Browder noted that the Tweede Kamer is "one of many European parliaments that is planning resolutions this summer and fall on the same subject." He noted that the British, Czech, German and Polish assemblies are also sympathetic.

Under the rules of the EU's passport-free Schengen zone, if one country makes somebody persona non grata, all Schengen members are obliged to decline them a visa.

The UK is not a Schengen member. But Tony Brenton, a former British ambassador to Moscow, said in a letter to The Daily Telegraph on Tuesday: "Isn't it time that the British authorities ... made it clear too that those concerned will never receive a visa to enter the UK?"

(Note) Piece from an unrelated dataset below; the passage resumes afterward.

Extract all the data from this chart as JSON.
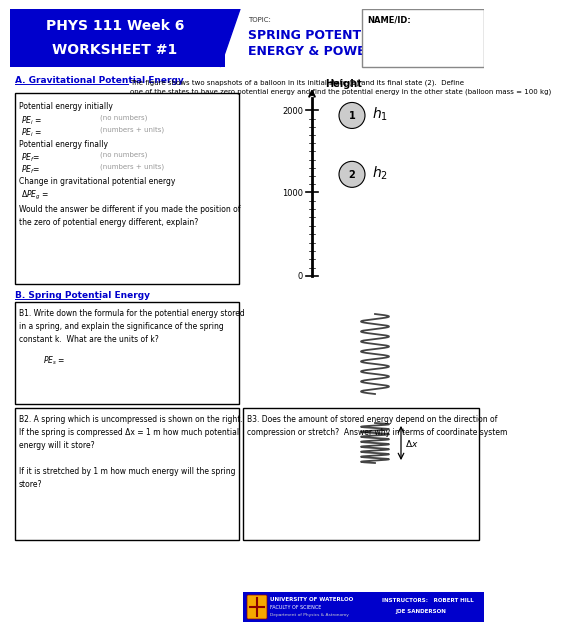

Russian investigators on Monday acknowledged that Magnitsky, who suffered from pancreatitis, died because of "deficiencies in medical care." But the Browder camp sees it as an attempt to scapegoat prison doctors while letting top officials off the hook.

Magnitsky died in his jail cell in 2009 after uncovering a multi-million-euro tax fraud by senior officials in the interior ministry and the secret police, the FSB. He was killed by a rupture of his abdominal membrane due to lack of medication. His body also had bruised hands and broken fingers.

Meanwhile, the Russian Duma last week began work on its own bill to blacklist foreigners who abuse the rights of Russian citizens.

The bill mentions the case of Alexander Kashin - a 35-year-old Russian man who was hit by the SUV of a US consul general, Douglas Kent, in Vladivostock in 1998, and left paraplegic. Kent avoided prosecution due to diplomatic immunity and left Russia.